Hi all for a few years about 5 i think i had a series 1 box that we used to record our scart connected CCTV camera for 23hrs and 55 minutes a day.
Eventually that Tivo died, and its was binned (honourable bin death of course) then i moved house, been here for about six weeks or so, and i finally got into the loft, there i find a shiny (it certainly looks brand new) series 1 Tivo in its box with all IR blasters remote control. It all powers up, and i did a manual recording via scart and it all works flawlessly.
Dancing around the net brought me here. 
So how many S1 tivo users are there now?
I realise that there are now lots of lovely gadgets and gizmos that can do what Tivo can do and more, but im loath to throwing something away that works.


----------



## OzSat (Feb 15, 2001)

not many now it would seem


----------



## dd_ (May 13, 2006)

I was wondering the same thing, which is what brought me back here after so long.

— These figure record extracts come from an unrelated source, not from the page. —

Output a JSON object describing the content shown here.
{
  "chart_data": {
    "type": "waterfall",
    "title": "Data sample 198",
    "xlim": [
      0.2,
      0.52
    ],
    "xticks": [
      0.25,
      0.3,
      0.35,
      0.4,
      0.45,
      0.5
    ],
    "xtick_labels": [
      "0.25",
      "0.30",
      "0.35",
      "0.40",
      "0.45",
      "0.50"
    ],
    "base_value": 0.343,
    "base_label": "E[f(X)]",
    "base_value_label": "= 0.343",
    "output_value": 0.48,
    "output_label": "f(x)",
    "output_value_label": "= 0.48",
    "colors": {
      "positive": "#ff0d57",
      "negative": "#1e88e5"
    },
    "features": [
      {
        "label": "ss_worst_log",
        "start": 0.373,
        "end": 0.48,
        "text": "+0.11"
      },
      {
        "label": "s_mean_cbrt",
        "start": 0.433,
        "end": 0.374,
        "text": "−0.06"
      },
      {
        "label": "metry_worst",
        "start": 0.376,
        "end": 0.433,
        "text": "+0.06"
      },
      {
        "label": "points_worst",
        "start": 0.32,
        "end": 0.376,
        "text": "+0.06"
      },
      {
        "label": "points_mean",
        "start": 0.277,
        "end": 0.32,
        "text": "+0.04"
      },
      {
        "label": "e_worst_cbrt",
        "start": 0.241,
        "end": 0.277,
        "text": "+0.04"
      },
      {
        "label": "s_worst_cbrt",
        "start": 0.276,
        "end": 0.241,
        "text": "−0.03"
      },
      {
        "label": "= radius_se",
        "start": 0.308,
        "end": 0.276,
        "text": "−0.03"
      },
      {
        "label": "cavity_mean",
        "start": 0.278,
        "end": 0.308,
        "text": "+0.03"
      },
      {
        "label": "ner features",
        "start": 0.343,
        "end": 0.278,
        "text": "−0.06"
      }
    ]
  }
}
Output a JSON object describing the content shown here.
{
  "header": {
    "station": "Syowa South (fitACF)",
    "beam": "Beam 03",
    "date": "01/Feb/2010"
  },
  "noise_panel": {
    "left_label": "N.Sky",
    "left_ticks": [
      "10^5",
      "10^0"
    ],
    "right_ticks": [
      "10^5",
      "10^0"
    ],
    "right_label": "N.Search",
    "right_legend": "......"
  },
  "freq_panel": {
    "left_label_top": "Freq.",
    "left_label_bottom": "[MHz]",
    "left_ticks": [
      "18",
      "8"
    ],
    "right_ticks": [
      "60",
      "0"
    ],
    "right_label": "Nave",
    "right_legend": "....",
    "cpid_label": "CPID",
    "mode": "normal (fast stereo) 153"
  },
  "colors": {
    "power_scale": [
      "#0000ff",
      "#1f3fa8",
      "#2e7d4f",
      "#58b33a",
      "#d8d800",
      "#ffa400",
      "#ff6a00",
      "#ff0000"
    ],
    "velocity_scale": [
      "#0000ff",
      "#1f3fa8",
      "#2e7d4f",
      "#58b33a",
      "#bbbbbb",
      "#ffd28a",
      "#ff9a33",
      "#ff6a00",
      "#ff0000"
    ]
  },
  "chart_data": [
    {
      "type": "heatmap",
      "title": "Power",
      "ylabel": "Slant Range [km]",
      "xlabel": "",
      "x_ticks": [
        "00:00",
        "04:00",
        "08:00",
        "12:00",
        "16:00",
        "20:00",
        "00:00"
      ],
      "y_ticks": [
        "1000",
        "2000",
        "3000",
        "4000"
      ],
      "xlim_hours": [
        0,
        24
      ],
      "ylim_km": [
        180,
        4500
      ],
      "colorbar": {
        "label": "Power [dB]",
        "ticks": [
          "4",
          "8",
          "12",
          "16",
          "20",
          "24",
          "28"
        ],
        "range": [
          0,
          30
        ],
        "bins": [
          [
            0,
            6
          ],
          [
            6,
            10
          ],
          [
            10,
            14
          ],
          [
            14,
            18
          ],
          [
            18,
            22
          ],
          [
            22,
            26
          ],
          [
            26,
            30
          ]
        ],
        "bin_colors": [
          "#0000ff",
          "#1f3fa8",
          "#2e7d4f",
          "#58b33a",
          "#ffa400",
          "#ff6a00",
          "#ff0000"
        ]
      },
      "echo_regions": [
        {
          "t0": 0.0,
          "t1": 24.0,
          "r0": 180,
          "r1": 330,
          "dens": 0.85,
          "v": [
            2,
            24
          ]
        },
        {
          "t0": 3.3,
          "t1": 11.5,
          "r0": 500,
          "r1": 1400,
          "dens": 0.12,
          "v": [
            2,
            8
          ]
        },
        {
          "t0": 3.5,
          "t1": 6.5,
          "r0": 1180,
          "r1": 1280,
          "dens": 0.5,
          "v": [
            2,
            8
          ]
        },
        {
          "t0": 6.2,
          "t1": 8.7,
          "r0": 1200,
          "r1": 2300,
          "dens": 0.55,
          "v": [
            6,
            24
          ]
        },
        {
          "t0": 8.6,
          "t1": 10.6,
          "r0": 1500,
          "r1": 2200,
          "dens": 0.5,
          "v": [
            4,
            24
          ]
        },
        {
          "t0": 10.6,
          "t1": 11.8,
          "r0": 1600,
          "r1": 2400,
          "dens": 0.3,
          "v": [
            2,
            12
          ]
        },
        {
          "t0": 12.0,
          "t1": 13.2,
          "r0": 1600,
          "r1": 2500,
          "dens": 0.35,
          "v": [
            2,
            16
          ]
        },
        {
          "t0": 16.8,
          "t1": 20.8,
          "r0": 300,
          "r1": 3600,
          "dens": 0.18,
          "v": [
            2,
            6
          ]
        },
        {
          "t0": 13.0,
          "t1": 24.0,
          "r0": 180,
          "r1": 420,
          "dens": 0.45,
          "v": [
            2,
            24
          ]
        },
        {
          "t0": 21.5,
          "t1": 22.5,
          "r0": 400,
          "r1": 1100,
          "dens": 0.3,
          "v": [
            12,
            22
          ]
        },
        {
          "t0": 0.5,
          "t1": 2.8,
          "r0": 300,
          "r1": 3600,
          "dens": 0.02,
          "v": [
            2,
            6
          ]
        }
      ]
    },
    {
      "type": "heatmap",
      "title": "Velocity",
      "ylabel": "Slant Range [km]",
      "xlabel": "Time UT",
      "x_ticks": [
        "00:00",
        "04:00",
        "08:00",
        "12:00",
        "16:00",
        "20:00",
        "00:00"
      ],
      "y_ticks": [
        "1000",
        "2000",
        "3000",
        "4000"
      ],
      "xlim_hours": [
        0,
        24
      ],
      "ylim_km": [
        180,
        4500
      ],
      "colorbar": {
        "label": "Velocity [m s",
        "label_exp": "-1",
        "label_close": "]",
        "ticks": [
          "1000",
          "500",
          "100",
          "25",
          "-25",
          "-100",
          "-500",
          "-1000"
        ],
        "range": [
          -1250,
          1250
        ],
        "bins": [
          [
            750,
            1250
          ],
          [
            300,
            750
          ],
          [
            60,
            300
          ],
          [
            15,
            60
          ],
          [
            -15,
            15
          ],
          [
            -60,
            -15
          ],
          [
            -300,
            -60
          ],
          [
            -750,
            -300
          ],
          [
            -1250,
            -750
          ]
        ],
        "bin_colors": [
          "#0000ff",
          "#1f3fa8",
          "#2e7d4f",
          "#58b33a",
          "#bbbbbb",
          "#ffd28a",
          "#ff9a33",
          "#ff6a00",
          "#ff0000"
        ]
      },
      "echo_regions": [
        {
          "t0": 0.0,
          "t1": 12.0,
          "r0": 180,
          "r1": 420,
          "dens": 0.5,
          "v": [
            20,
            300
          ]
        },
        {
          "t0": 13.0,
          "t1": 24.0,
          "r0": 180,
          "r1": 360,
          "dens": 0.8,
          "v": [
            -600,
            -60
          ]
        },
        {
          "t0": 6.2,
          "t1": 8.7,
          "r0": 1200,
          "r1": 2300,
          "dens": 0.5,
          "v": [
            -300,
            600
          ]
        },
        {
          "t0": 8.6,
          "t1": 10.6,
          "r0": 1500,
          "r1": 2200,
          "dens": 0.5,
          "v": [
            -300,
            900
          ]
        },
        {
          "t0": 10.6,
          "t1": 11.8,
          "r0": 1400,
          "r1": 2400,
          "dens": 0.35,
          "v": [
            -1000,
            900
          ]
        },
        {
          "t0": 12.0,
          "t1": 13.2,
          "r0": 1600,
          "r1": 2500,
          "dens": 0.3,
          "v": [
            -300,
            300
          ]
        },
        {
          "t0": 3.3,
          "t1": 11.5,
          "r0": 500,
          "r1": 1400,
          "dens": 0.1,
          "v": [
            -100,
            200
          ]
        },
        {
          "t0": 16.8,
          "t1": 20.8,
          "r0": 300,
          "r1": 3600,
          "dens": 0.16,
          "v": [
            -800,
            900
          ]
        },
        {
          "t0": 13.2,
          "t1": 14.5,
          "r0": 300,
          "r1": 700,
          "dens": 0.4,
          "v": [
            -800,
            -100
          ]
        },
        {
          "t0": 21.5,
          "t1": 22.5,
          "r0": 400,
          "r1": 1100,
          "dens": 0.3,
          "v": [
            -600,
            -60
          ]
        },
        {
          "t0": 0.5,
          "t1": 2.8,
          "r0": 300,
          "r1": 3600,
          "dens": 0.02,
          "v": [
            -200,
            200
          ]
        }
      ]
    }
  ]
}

I'm still using a S1 (not updated for over a year) as a manual PVR for FreeSat and it's still going strong and is much more reliable than my friends new VTivo. Now that there seems to have been a big channel shake up, I really need to get it connected again. Over to Dave's AltEPG page, methinks, if it's still being updated?


----------



## asfafa (Jan 14, 2004)

probably less than 200 active S1 TiVos!

you should come over to the altepg.com forums where you can get more help and advice there...

Paul


----------